Even after nearly 25 years on the job, I’m astounded by the things I discover about businesses.
My latest surprise occurred when I received in my email inbox a news release from Knott Laboratory about another high-profile investigation in which the company was involved.
I was familiar with Knott Laboratory because of a story I reported in early 2022 about the forensic engineering and visualization firm and Stanley Stoll, the CEO who oversees operations from his office in Grand Junction.
I was impressed by the scope of the work the business has handled over the past 40 years, including investigations into the automobile accident that killed Princess Diana, the crash of an Air France Air Bus and the collapse of two overhead walkways in a Kansas City hotel.
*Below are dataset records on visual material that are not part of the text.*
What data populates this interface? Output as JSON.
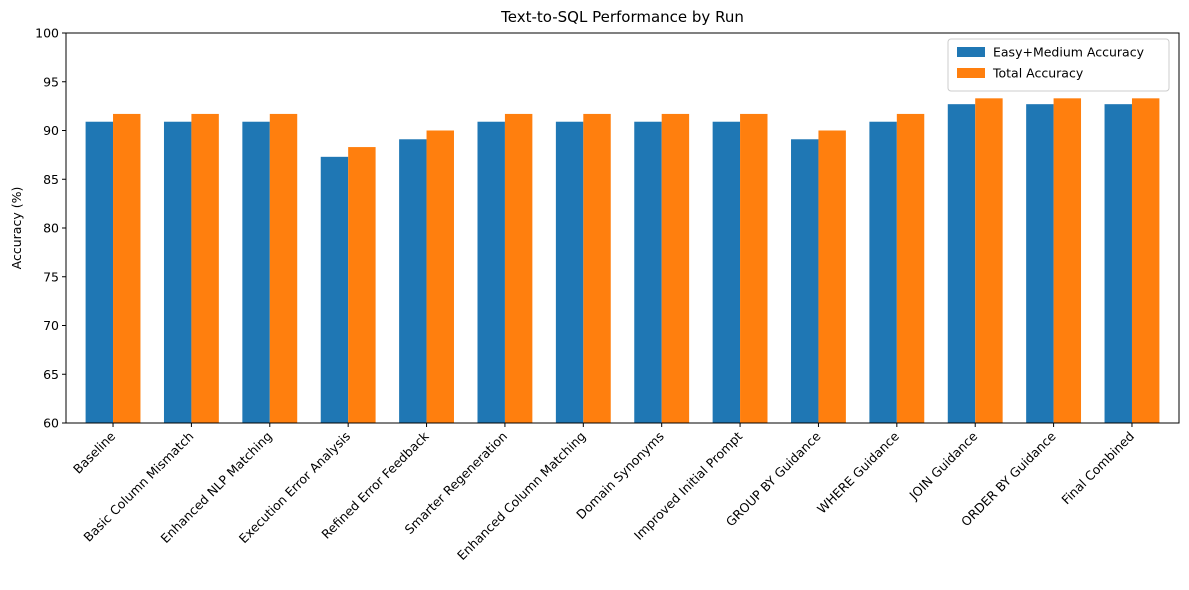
{
  "chart_data": {
    "type": "bar",
    "title": "Text-to-SQL Performance by Run",
    "xlabel": "",
    "ylabel": "Accuracy (%)",
    "ylim": [
      60,
      100
    ],
    "yticks": [
      60,
      65,
      70,
      75,
      80,
      85,
      90,
      95,
      100
    ],
    "grid": false,
    "legend_position": "top-right",
    "categories": [
      "Baseline",
      "Basic Column Mismatch",
      "Enhanced NLP Matching",
      "Execution Error Analysis",
      "Refined Error Feedback",
      "Smarter Regeneration",
      "Enhanced Column Matching",
      "Domain Synonyms",
      "Improved Initial Prompt",
      "GROUP BY Guidance",
      "WHERE Guidance",
      "JOIN Guidance",
      "ORDER BY Guidance",
      "Final Combined"
    ],
    "series": [
      {
        "name": "Easy+Medium Accuracy",
        "color": "#1f77b4",
        "values": [
          90.9,
          90.9,
          90.9,
          87.3,
          89.1,
          90.9,
          90.9,
          90.9,
          90.9,
          89.1,
          90.9,
          92.7,
          92.7,
          92.7
        ]
      },
      {
        "name": "Total Accuracy",
        "color": "#ff7f0e",
        "values": [
          91.7,
          91.7,
          91.7,
          88.3,
          90.0,
          91.7,
          91.7,
          91.7,
          91.7,
          90.0,
          91.7,
          93.3,
          93.3,
          93.3
        ]
      }
    ]
  }
}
I was flabbergasted by the latest announcement. Knott Laboratory was hired to create a digital reconstruction of the assassination of President John F. Kennedy in Dallas in 1963. The JFK assassination. Are you kidding me?
But wait, as the TV infomercials promise, there’s more. An analysis of the trajectory of one of the bullets fired at the president refuted the findings of the Warren Commission assembled to investigate the assassination.
Knott Laboratory conducted no less than 36 laser scans in Dealey Plaza in downtown Dallas that generated a total of 851 million data points used to create what Stoll called a “digital twin” accurate to within millimeters. The company combined that information with photographs and other evidence, including the so-called Zabruder film, to precisely place the presidential limousine, President Kennedy and Texas Gov. John Connally into the scene.
While Stoll offered no opinions about the multitude of theories that have proliferated since 1963, he focused instead on the science. That science detected a significant difference in the angles between two of the shots fired at Kennedy and Connally and a third shot the Warren Commission asserted wounded both men.
It will be fascinating to follow what happens next.
But that’s just one of the remarkable stories I’ve encountered in covering business. I’m amazed at what goes on here. The companies that build gigantic aquariums and the lifts that haul skiers and snowboarders up the slopes. The business that refurbishes massive aircraft. The software firm that’s revolutionized the way underground infrastructure is repaired and installed. Especially around the holidays, I’m thankful for the confectioner that makes what I contend is the most delicious almond toffee in the world.
I’m astounded as well by the entrepreneurs I interview. The innovation and passion they bring to their ventures. The risks they’re willing to take to bring to market better products and services.
I can only hope in reporting stories about these businesses and these entrepreneurs, readers are as astounded as I am.